Pages

Monday, May 21, 2012

Sukab

Kata orang kamu yang namanya Zino Gumiro Azi Darmo? Kata orang kamu yang bikin antologi Dilarang Bersiul Di Kamar Mandi? Kata orang Protagonist semua cerita itu bernama Sukab? Kata orang di semua ceritera itu kamu ngenye’ Sukab?
Seberapa pentingkah asal-usul Sukab?
Tanpa membawa-bawa teori, saya menjadi geli, karena tokoh fiktif ini rupa-rupanya lebih eksis ketimbang banyak manusia beneran, yang berdarah dan berdaging, tapi kehadiranya tidak pernah eksistensial, sehingga kemungkinan besar tidak pernah diperbincangkan oleh siapapun dalam konteks apapun seumur hidupnya. Padahal, dalam fiksi pun sukab bukanlah nama seorang tokoh. Sukab hanyalah sembarang nama yang saya pasangkan kepada setiap tokoh, sekedar karena saya malas “mengarang”, menyesuai-nyesuaikan nama dengan karakter tokoh supaya meyakinkan, dan lain sebagainya. Setiap kali saya kesulitan mencari nama, saya pasang saja nama Sukab. “Toh sama-sama fiktif ini,” pikir saya, “kenapa harus susah-susah cari nama?”
Tentu saja permainan antara fakta dan fiksi inimerupakan pekerjaan rumah yang menarik dalam perbincangan makna, namun tentu bukan itu yang ingin saya bicarakan disini. Saya hanya ingin membagi apa yang saya ketahui tentang nama Sukab ini, dengan harapan tidak berpengaruh terlalu besar kepada cerita-cerita saya(yang saya andaikan sudah terlanjur dibaca sebelum catatan ini), apalagi merusaknya.

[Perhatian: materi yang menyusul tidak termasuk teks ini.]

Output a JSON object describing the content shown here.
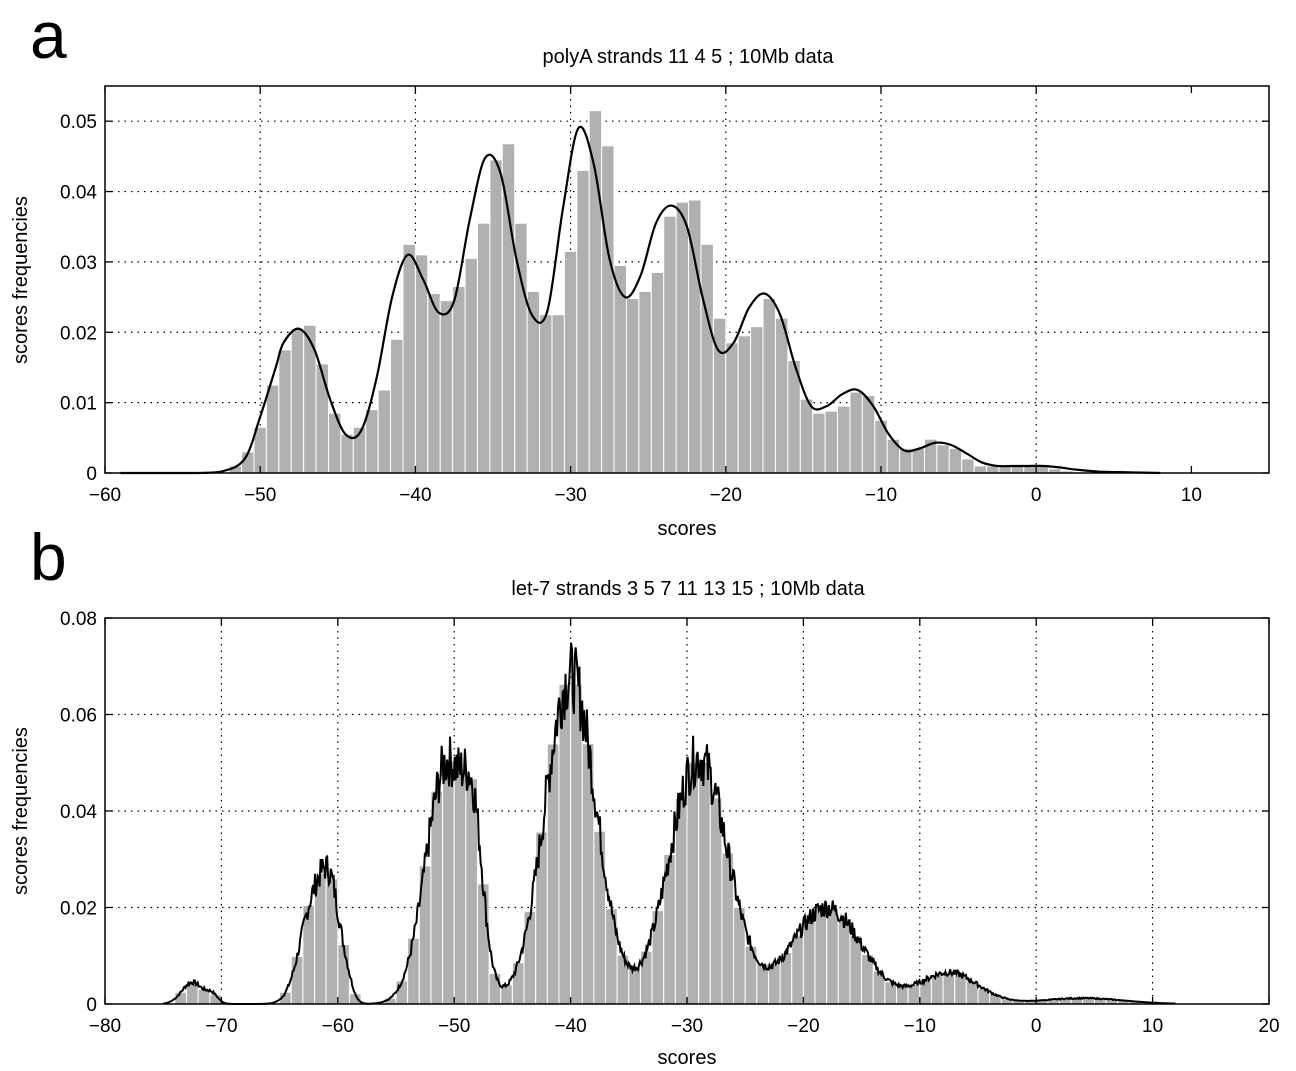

Nama Sukab pertama kali saya  dengar ketika saya belum pernah menulis cerpen. Seorang kawan menyebut nama itu(dengan ejaan yang lebih terdengar sebagai “sukap”) sebagai salah seorang bengkel teater pimpinan rendra, pada masa pementasan Mastodon dan burung kondor(1974). Saya sendiri tidak pernah merasa melihat, apalagi kenal dengan “sukap” ini, namun bunyi “sukap” terdengar sangat enak ditelinga saya, dan sampai catatan ini ditulis saya masih teringat ekspresi wajah kawan saya itu ketika utnuk pertama kalinya menuliskan nama Sukab, dan memang saya tidak pernah teringat adegan itu lagi kalau menulis cerita. Nama itu suka muncul begitu saja setiap kali saya membayangkan sosok “rakyat”.
Namun apakah saya konsisten dengan karakterisasi tokoh-tokoh Sukab? Saya kira tidak juga. Sukab pernah menjadi nama remaja 17 tahun, pernah menjadi nama pemuda perlente, pernah menjadi nama penggiring bola absurd, dan bukan tidak sering hanya menjadi nama tokoh numpang lewat, tanpa sempat menjadi karakter. Sebenarnya Sukab pun pernah mati, bahkan lebih dari sekali. Rupa-rupanya Sukab yang bermacam-macam ini kemudia menjadi seorang Sukab yang diandaikan bermain dibanyak cerita. Apa boleh buat. Saya sendiri pun jadi terpengaruh. Dalam rubrik surat dari Palmerah yang saya isi setiap minggu untuk majalah-jakarta-jakarta selama tiga tahun, sukab selalu nyeletuk dalam N.B., dan secuil demi secuil menjadi sosok yang utuh. Seorang pembaca Jakarta-jakarta yang produsen kaos, mencetak beberapa celetukan Sukab ini sebagai “opini kaos oblong” yang marak ditahun-tahun terakhir Orde Baru.

Cerita pertama dalam buku Dunia Sukab, Penari dari Kutai, meskipun sudah selesai ditulis tahun 1984, tidak pernah saya ikutkan dalam buku-buku kumpulan cerita saya, karena saya selalu menganggapnya sebagai cerita silat saja. Sekarang, ketika segala bentuk ekspresi kekerasan semakin dikecam, mestinya cerita itu akhirnya hadir juga dalam buku Dunia Sukab, bukan sekedar karena cerita, melainkan karena dalam cerita inilah—sejauh saya bisa ingat—untuk pertama kalinya nama sukab muncul.
Tapi apalah artinya sebuah nama? Judul-judul, nama-nama, kata-kata, semuanya berbaur dalam berbagai peristiwa, membentuk dunia kita, dengan atau tanpa Sukab.

*) Di sunting dari Serba Serbi Sukab, catatan penulis dalam buku Dunia Sukab.